2022 American musical fantasy film by Erik Peter Carlson

A Fairy Tale After All is a 2022 American musical fantasy film produced, written and directed by Erik Peter Carlson. The film stars Emily Shenaut, Brian Hull, Gabriel Burrafato, Bridget Winder, Timothy N. Kopacz, and Anna Brisbin. The film was released theatrical and VOD by Vertical Entertainment on February 18, 2022.

==Premise==
A high school teenager named Sky (Emily Shenaut) is magically transported to the fairy tale kingdom of Celestia, where the villagers know her as Princess Geneva.

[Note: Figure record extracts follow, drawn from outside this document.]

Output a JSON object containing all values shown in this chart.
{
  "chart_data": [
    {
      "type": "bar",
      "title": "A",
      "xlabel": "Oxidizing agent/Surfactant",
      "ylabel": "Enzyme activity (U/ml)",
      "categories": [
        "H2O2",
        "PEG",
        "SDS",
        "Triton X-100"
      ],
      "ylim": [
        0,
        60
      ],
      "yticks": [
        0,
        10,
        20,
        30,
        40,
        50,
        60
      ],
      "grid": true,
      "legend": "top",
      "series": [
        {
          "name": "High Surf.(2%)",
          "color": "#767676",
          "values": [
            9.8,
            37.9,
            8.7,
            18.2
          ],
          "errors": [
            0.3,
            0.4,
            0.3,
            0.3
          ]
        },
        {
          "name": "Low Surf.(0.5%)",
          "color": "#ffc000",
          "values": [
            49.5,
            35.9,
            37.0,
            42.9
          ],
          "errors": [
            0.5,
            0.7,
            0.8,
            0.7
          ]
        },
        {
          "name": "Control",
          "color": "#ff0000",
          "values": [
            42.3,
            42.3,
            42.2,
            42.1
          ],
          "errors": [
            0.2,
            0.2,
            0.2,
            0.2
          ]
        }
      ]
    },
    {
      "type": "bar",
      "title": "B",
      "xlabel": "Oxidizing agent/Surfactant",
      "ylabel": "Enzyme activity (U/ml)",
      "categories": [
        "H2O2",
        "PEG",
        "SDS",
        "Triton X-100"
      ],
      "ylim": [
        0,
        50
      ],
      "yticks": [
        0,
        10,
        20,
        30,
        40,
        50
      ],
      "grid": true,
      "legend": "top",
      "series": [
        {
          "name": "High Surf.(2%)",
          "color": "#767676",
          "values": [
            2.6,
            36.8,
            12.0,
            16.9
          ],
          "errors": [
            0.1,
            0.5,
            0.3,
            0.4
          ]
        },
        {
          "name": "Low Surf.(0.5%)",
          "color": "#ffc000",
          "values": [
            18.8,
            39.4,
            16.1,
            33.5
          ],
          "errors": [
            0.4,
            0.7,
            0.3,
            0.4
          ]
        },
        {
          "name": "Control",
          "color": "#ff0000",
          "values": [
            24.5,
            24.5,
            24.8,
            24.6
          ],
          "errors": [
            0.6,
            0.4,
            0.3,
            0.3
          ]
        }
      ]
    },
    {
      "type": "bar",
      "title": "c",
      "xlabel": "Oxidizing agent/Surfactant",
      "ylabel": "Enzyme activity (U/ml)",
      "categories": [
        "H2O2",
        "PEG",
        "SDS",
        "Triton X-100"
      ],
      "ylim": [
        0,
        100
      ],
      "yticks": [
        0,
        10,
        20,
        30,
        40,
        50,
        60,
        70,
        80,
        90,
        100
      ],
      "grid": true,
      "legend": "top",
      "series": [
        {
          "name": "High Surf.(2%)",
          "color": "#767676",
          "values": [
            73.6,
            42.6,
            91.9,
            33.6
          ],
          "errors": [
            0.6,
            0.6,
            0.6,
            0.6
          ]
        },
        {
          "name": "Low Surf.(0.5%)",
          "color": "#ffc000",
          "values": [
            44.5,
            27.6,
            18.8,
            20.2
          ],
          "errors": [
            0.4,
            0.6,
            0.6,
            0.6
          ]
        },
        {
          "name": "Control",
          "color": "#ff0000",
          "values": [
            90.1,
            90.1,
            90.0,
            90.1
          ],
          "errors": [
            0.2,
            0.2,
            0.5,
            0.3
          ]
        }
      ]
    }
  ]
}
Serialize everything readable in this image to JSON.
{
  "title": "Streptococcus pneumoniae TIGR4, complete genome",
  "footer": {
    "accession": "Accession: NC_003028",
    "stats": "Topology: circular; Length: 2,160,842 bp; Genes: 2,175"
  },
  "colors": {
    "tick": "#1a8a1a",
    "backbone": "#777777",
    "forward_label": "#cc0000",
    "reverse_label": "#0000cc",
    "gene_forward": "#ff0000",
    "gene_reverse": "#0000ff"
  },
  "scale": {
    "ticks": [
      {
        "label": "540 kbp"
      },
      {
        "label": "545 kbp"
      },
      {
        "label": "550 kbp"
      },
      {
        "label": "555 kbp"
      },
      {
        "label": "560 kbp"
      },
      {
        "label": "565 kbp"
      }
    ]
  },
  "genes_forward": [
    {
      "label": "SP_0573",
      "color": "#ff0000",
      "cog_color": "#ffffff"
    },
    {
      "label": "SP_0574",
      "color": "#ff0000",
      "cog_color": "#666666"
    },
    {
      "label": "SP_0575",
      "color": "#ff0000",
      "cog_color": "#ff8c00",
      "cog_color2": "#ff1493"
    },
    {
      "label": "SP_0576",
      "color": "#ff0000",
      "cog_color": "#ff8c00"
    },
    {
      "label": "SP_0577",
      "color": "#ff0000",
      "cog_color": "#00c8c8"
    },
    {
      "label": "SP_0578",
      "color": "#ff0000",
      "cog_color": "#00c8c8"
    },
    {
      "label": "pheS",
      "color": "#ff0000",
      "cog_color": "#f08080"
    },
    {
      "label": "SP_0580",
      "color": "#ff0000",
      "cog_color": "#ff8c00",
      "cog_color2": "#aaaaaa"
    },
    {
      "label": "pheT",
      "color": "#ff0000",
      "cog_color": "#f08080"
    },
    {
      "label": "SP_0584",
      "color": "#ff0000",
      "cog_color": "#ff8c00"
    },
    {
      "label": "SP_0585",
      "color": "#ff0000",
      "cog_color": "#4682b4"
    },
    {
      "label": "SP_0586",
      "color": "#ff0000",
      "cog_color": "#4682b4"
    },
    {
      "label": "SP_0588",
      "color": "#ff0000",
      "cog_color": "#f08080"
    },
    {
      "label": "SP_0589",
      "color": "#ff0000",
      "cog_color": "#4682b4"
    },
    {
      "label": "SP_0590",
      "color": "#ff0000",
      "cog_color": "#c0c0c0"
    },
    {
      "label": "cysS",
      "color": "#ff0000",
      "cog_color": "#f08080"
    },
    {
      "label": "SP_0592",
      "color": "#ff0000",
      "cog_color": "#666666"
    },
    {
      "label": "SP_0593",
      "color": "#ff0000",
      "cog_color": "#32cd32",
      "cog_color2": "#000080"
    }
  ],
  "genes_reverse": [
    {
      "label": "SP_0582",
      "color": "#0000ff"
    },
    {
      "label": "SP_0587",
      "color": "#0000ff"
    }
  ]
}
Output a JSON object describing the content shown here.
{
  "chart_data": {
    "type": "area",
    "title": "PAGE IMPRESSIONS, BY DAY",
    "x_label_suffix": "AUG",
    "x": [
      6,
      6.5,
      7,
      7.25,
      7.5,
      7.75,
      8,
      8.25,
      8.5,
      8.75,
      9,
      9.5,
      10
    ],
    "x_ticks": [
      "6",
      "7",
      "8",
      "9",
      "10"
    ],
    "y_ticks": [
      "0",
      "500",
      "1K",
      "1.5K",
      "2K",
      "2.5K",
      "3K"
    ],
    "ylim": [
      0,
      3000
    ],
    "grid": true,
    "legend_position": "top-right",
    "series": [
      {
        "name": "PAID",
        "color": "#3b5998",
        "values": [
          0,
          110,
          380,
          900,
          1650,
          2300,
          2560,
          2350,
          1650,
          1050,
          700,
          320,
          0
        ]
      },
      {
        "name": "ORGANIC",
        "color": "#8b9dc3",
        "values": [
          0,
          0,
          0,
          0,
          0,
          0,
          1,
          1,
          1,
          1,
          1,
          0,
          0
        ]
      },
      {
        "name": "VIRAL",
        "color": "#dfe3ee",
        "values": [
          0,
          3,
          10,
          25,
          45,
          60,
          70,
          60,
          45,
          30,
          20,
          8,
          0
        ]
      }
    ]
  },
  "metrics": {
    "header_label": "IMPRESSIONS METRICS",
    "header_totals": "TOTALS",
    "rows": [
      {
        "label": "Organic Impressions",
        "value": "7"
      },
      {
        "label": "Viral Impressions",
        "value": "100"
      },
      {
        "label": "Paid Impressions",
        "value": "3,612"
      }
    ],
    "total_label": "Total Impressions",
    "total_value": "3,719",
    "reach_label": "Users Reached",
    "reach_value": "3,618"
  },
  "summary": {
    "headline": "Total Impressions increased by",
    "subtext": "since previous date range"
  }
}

She immediately finds herself on a daring journey to rescue her father, the King (Gabriel Burrafato), from the evil forces of Madame Mizrabel (Bridget Winder) and her slapstick sidekicks.

==Cast==
- Brian Hull as Thumpkin (voice)
- Lucie Jones as Handmaiden (voice)
- Anna Brisbin as Gargantuan Squabby (voice)
- Gabriel Burrafato as Geneva's Father / The King
- Bridget Winder as Madame Mizrabel
- Amy Morse as Sky's Mother
- Emily Shenaut as Princess Geneva / Sky
- Tobin Cleary as Braxton
- Chelsi Hardcastle as Princess Geneva / Sky (singing voice)
- Timothy N. Kopacz as Cornelis
- Faye Giordano as Young Sky
- Hayley Emin as Narrator / Chickpea / Cassidy Lemon
- Sophier Dryer as Peasant Child
- Zachary Brown as Cubby (voice)
- Shane Carlson as Hoglet #1
- Charles Merrihew as The Shroud
- Phillip Nathaniel Freeman as Master Willow (voice)
- Kate Maloy as Ms. Murphy
- Robby Devillez as Hektor (voice)
- Dante Burrafato as Tree Boy
- Shadia Hrichi as Chickpea (human)

==Production==
In June 2021, Premiere Entertainment Group announced they purchased Erik Peter Carlson's Labyrinth-inspired musical fantasy film A Fairy Tale After All, starring Emily Shenaut, Brian Hull, Gabriel Burrafato, Bridget Winder, Timothy N. Kopacz, and Anna Brisbin in lead roles. In July 2021, the production studios were revealed to be A Fairy Tale After All Enterprises and Riding Hood Motion Pictures. The film's music and lyrics were composed by Chelsi Hardcastle.

==Release==
A Fairy Tale After All was released simultaneously in theaters and VOD by Vertical Entertainment on February 18, 2022.

===Critical reception===
Ferdosa Abdi of Screen Rant rated the film 3 out of 5, writing "The blend of animation, black and white cinematography, and other techniques express Sky's emotional journey and offer viewers a boundless adventure".